Perpetual Markets

What are Perpetual Markets? Imagine you want to bet on the price of an asset, say gold, going up or down in the future.

Instead of buying the gold and waiting, you enter into a contract with someone who has the opposite view. This contract will allow both of you to "settle" or exchange money based on the difference in gold's price from when you started the contract to a specific time in the future.

Now, in traditional futures markets, these contracts have an expiration date. This means that after a certain date, the contract ends, and you'd have to enter into a new one if you want to continue your bet.

Perpetual markets, on the other hand, are like these contracts but with a twist: they don't have an expiration date. The contract goes on indefinitely (or "perpetually") until one party decides to close their position. This allows traders to keep their positions open for as long as they want without needing to worry about the contract expiring.

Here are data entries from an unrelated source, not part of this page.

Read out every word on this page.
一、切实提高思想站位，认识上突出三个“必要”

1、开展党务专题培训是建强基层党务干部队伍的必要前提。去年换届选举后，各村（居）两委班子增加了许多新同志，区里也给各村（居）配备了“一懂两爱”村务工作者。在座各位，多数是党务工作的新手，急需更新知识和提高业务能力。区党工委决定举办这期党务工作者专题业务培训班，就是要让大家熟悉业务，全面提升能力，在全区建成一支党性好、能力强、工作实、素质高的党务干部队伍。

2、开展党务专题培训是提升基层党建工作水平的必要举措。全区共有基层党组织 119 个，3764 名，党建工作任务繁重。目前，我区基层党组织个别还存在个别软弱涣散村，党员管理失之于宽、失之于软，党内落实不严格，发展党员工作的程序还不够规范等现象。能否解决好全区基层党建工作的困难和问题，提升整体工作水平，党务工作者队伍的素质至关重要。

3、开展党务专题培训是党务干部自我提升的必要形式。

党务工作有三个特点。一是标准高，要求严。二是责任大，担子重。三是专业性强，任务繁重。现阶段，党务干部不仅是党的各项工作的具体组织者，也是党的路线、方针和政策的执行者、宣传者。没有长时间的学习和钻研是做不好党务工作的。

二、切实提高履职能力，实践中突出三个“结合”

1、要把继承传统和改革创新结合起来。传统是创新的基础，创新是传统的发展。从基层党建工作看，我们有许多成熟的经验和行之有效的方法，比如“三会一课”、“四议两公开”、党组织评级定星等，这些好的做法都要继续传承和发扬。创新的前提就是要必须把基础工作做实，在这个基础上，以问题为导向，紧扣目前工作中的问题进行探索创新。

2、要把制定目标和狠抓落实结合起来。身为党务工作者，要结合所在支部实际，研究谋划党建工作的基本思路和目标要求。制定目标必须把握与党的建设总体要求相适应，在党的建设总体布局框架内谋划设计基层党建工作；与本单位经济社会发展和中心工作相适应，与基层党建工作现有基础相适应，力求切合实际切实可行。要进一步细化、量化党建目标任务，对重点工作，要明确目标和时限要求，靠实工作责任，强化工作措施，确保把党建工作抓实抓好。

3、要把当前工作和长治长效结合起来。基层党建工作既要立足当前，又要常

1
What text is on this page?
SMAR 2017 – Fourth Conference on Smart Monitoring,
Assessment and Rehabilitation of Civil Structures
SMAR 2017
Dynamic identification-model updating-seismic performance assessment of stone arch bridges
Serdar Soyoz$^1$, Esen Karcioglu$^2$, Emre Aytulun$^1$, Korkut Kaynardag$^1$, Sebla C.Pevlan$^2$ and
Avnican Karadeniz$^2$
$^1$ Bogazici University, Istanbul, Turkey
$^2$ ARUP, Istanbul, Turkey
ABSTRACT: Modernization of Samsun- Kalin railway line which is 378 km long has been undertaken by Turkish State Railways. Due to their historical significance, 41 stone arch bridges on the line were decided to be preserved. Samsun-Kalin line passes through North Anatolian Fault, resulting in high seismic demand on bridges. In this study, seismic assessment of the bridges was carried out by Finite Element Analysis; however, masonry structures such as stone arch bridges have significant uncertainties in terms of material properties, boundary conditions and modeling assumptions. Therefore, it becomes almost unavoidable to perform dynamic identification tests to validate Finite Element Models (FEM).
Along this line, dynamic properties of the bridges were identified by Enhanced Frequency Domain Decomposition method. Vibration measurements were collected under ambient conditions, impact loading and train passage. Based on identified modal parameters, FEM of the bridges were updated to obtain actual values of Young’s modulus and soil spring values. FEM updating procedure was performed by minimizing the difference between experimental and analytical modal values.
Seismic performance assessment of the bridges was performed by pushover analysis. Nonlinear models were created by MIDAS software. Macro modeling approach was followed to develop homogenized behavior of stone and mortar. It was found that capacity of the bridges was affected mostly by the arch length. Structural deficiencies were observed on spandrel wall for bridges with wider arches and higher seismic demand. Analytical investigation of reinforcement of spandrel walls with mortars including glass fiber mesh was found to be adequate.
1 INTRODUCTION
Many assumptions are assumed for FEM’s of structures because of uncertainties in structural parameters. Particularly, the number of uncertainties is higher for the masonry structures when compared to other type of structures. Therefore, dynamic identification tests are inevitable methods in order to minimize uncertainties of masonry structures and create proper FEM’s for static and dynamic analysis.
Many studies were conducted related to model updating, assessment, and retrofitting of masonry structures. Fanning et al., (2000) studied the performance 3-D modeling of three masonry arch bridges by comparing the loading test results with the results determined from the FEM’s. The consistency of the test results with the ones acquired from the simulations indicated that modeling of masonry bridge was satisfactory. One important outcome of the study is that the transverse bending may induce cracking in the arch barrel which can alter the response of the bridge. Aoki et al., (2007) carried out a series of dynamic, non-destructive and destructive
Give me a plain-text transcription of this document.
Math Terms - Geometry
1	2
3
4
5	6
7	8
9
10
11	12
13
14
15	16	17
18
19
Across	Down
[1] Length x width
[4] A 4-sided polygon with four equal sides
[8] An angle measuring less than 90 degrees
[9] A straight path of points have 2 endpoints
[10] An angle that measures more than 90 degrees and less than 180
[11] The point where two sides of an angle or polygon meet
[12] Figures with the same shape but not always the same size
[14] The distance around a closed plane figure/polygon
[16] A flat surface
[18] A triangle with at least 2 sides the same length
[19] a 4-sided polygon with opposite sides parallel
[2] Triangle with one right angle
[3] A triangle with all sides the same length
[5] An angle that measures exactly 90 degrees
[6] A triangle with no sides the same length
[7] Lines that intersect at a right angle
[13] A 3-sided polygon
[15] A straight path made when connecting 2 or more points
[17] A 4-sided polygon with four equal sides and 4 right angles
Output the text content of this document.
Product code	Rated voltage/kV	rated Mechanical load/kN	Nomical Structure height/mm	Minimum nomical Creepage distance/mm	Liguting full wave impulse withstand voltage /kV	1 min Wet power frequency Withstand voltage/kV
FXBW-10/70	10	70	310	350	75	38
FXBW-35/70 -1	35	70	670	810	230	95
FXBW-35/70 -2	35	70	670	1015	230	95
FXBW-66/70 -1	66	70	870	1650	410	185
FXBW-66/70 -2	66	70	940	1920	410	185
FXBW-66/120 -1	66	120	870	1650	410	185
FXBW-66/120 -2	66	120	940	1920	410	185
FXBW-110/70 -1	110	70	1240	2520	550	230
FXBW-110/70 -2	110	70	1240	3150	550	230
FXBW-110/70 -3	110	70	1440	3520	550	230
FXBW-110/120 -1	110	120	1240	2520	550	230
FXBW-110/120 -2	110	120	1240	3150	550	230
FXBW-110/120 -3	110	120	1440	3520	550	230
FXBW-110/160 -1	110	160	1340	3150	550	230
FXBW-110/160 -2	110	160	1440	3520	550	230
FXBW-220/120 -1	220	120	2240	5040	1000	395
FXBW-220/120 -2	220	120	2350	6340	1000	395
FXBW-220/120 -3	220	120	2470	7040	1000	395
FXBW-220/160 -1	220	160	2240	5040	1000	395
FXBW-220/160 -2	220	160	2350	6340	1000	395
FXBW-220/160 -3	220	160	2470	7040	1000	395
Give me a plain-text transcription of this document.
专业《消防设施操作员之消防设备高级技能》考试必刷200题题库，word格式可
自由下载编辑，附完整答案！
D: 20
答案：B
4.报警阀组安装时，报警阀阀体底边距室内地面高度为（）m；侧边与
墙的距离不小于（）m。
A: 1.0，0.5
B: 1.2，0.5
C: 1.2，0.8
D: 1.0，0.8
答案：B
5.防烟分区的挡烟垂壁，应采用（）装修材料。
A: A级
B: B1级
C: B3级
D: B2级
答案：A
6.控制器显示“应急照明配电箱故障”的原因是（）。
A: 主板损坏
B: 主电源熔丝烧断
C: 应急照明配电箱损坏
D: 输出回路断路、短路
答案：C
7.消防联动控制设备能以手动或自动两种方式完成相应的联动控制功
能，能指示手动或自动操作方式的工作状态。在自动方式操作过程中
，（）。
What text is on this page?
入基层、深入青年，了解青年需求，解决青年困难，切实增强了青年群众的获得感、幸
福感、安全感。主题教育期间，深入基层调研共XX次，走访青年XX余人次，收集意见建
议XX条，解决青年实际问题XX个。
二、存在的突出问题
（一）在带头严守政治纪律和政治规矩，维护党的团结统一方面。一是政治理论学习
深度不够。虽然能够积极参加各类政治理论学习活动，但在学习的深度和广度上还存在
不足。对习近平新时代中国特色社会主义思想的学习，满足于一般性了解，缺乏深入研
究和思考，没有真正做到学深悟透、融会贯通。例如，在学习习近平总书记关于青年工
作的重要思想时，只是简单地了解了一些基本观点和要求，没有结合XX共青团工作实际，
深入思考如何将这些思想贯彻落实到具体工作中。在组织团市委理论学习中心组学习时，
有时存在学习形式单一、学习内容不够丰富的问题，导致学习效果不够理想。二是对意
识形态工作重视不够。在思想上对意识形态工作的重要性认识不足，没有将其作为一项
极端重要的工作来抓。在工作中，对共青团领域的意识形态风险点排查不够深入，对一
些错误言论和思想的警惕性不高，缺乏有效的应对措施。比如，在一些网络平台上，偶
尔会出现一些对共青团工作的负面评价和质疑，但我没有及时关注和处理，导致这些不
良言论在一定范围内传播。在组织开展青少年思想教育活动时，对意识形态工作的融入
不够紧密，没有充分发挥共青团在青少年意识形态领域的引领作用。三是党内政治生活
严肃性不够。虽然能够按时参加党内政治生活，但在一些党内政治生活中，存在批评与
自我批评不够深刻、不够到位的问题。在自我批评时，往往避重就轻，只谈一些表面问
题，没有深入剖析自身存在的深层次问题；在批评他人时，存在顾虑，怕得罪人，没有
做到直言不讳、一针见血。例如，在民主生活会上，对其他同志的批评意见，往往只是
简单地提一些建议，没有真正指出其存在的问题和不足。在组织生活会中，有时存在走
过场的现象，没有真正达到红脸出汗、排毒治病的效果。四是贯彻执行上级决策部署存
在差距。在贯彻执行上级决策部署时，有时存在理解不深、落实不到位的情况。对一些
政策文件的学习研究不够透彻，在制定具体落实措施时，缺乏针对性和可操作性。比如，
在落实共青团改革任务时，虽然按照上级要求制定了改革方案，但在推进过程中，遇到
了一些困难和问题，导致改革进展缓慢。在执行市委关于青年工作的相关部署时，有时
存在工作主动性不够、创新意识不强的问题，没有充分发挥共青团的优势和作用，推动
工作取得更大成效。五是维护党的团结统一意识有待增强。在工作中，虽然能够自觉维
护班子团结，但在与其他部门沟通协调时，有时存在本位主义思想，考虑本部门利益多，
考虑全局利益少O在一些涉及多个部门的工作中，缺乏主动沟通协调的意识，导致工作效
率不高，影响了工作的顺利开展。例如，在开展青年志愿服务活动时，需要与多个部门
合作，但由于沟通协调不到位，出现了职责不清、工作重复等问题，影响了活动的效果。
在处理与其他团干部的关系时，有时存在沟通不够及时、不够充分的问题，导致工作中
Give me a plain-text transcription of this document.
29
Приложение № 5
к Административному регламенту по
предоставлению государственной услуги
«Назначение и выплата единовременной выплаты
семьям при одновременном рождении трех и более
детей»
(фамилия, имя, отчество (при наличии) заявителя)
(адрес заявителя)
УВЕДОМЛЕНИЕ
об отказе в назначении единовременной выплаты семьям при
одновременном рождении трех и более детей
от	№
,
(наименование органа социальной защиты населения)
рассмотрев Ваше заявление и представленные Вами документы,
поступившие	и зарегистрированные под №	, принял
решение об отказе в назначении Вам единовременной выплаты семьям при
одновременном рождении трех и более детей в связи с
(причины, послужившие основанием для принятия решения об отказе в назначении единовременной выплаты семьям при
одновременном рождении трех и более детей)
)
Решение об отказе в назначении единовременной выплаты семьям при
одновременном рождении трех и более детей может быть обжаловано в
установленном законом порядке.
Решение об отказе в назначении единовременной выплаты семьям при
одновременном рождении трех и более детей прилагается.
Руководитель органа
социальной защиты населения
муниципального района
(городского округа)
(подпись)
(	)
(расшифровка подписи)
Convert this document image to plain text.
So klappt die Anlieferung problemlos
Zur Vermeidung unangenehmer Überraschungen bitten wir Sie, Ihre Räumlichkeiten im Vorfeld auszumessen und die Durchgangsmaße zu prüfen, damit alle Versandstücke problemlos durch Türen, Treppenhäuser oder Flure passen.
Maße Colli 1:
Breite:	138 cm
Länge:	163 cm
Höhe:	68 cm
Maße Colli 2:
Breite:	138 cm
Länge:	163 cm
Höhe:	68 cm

To ensure that the price of the perpetual contract stays close to the actual price of the underlying asset (like gold in our example), there are mechanisms in place, such as "funding rates." Without diving too deep, funding rates are periodic payments exchanged between the contract participants based on the difference between the contract price and the spot price of the asset. This helps to keep the perpetual market in balance. So essentially you pay rent for as long as you need to keep the contract renewed.

In Summary:

  • Perpetual markets allow people to bet on the price movements of assets without actually owning them.

  • Unlike traditional futures contracts, perpetual contracts don't have an expiration date.

  • Mechanisms like funding rates help keep the contract price in line with the actual asset price.